The U.S. economy suffered its deepest contraction since early 1982 in the fourth quarter, shrinking at a much worse-than-expected 6.2 percent annual rate as exports plunged and consumers slashed spending.

A month ago, the Commerce Department had estimated the economy shrank at a 3.8 percent pace in the October-December quarter. But downward revisions to inventories, exports and spending led it to issue a much weaker figure on Friday.

It's just doom all over. There's nothing good to take away from this report. I think there's a few more bad quarters to come, said Boris Schlossberg, director of currency research at GFT Forex in New York.

The grim data shocked Wall Street, which had braced for a downward revision, but not one nearly so deep. The consensus was for a decline of 5.4 percent.

U.S. stocks fell, with the Standard & Poor's 500 Index hitting a fresh bear market low, weighed down by the data and news the government could take a large common equity share in troubled financial firm Citigroup. Government bond prices rallied.

A separate report showed mounting job losses turned consumers gloomier in February, evidence the U.S. recession continues to deepen. The final Reuters/University of Michigan consumer sentiment index fell to 56.3 from January's 61.2.

CONSUMER SPENDING FALTERS, EXPORTS PLUNGE

The Commerce Department said consumer spending, which accounts for more than two-thirds of domestic economic activity, dropped at a 4.3 percent rate in the fourth quarter, the biggest decline since the second quarter of 1980.

That sliced 3.01 percentage points from GDP. Last month, consumer spending was estimated down at a 3.5 percent pace.

Households are bearing the brunt of the 14-month downturn, triggered by the collapse of the U.S. housing market and a resulting global credit crisis as companies have slashed payrolls.

Exports, until recently one of the few pillars supporting the distressed economy, tumbled at a 23.6 percent annual rate, the steepest plunge since 1971. That was revised downward from the 19.7 percent drop estimated in last month's report.

Inventories, which minimized the fall in the first snapshot of GDP last month, when they were estimated as rising a surprising $6.2 billion, were revised to show a $19.9 billion decline in the fourth quarter.

Further highlighting the severity of the recession, business investment fell at a 21.1 percent rate, the largest drop since 1975, from a previously estimated 19.1 percent decline. That took away nearly 2.5 percentage points from overall GDP.

Companies are aggressively scaling back to cope with a slump in demand, but those actions are translating into further reductions in household incomes.

Analysts said while the fourth quarter would probably be the weakest period in the current downturn, prospects for the first three months of 2009 are also bleak, with data so far pointing to another deep contraction.

This still sets the stage for a 5 percent drop or more in the first quarter, which would mark the largest back-to-back decline since 1958, said Jennifer Lee, an economist at BMO Capital Markets in Toronto.

The government has intervened with a $787 billion package in spending and tax cuts to staunch the bleeding.
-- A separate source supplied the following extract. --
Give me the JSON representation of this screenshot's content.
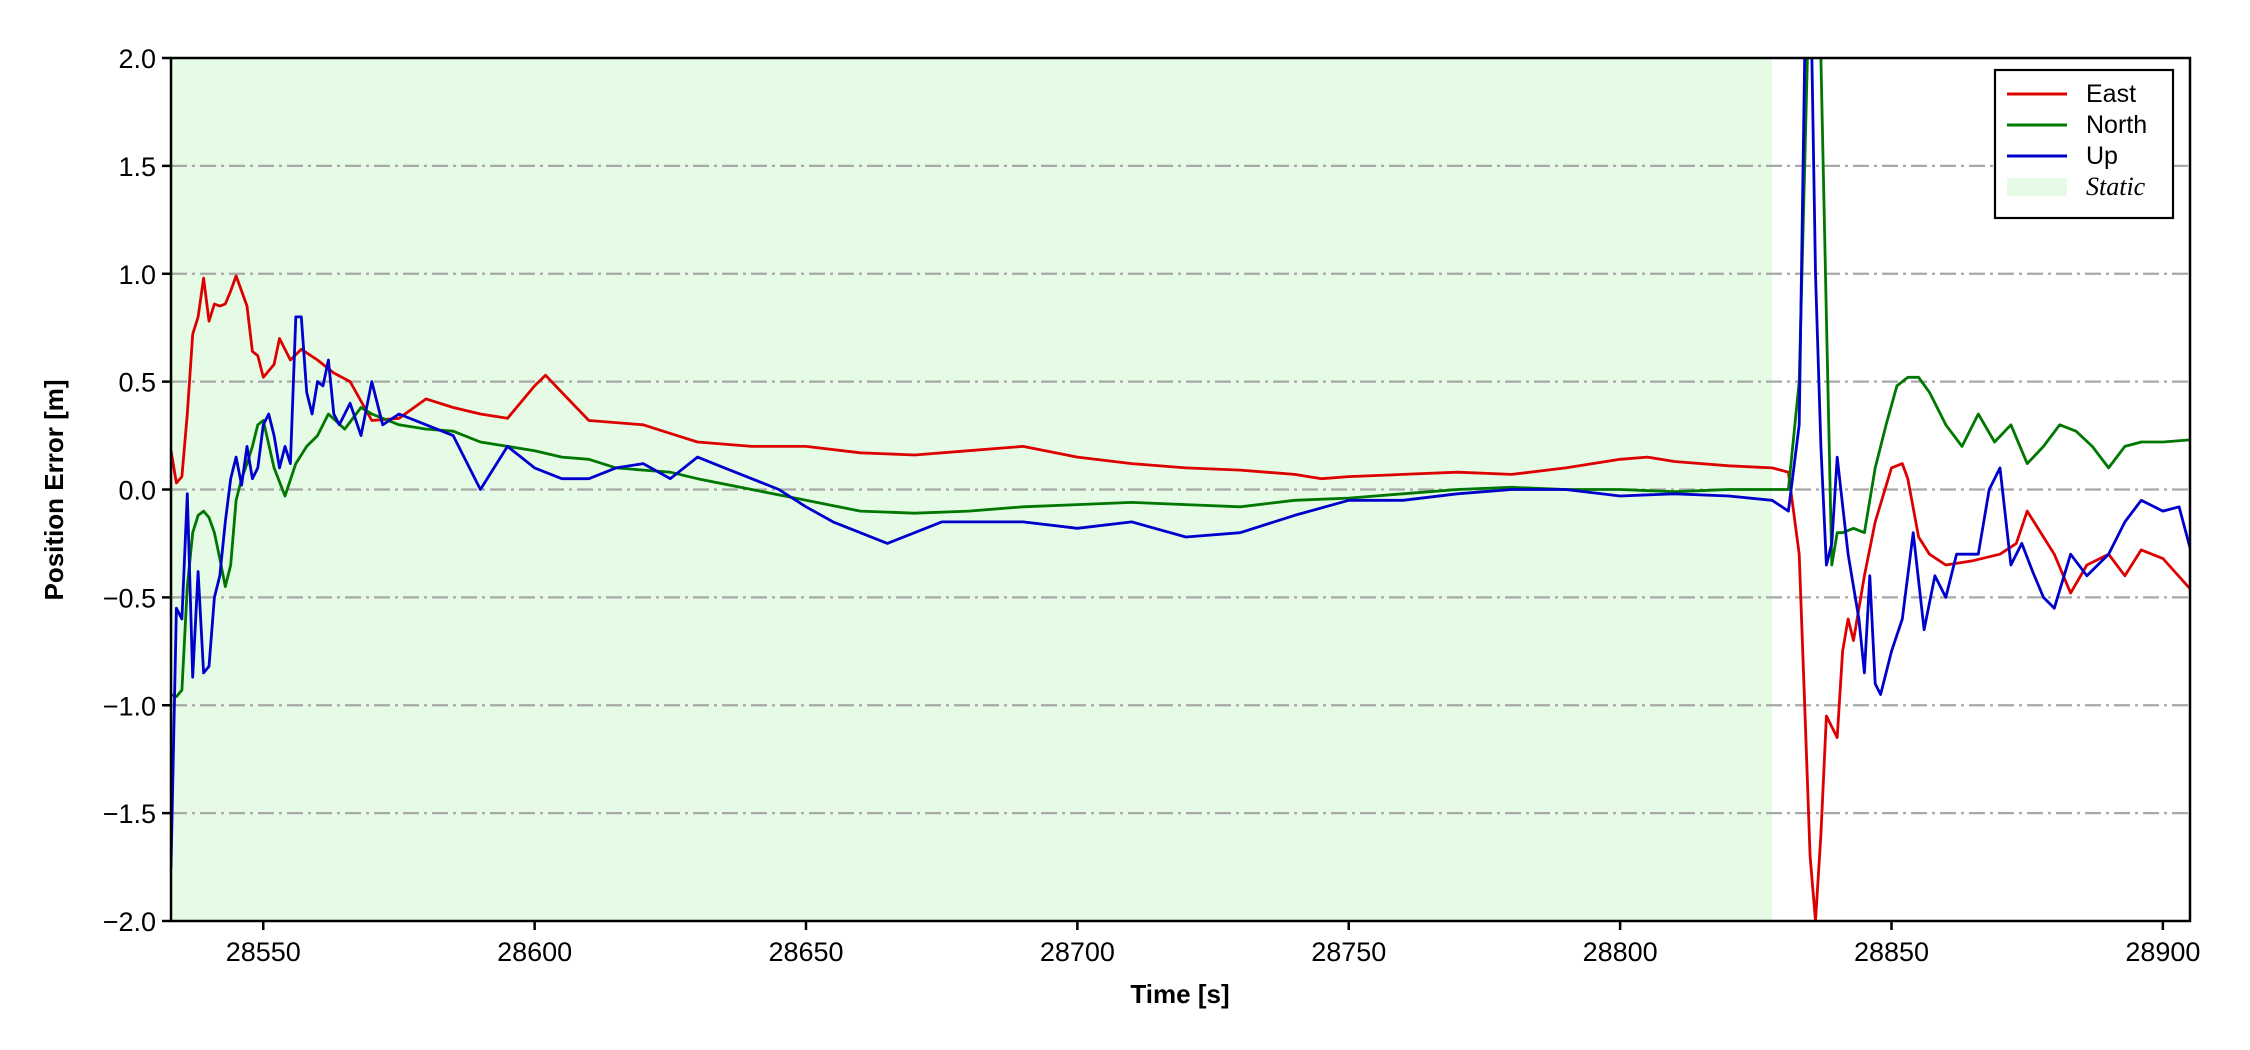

There is guarded optimism the economy could turn around in the second half of this year.

Federal Reserve Chairman Ben Bernanke said early this week there was a reasonable prospect the recession could end in 2009 if efforts to restore credit flows were effective.

Separate reports showed business activity in the U.S. Midwest contracted in February, but not as sharply as feared, while in New York City, activity declined for a 13th consecutive month in February.

The deteriorating economy is dampening inflation pressures, with a price gauge in the GDP report diving at a record 5 percent rate in the fourth quarter. Excluding food and energy, prices rose at a 0.8 percent pace, the smallest advance since a matching increase in the third quarter of 1997.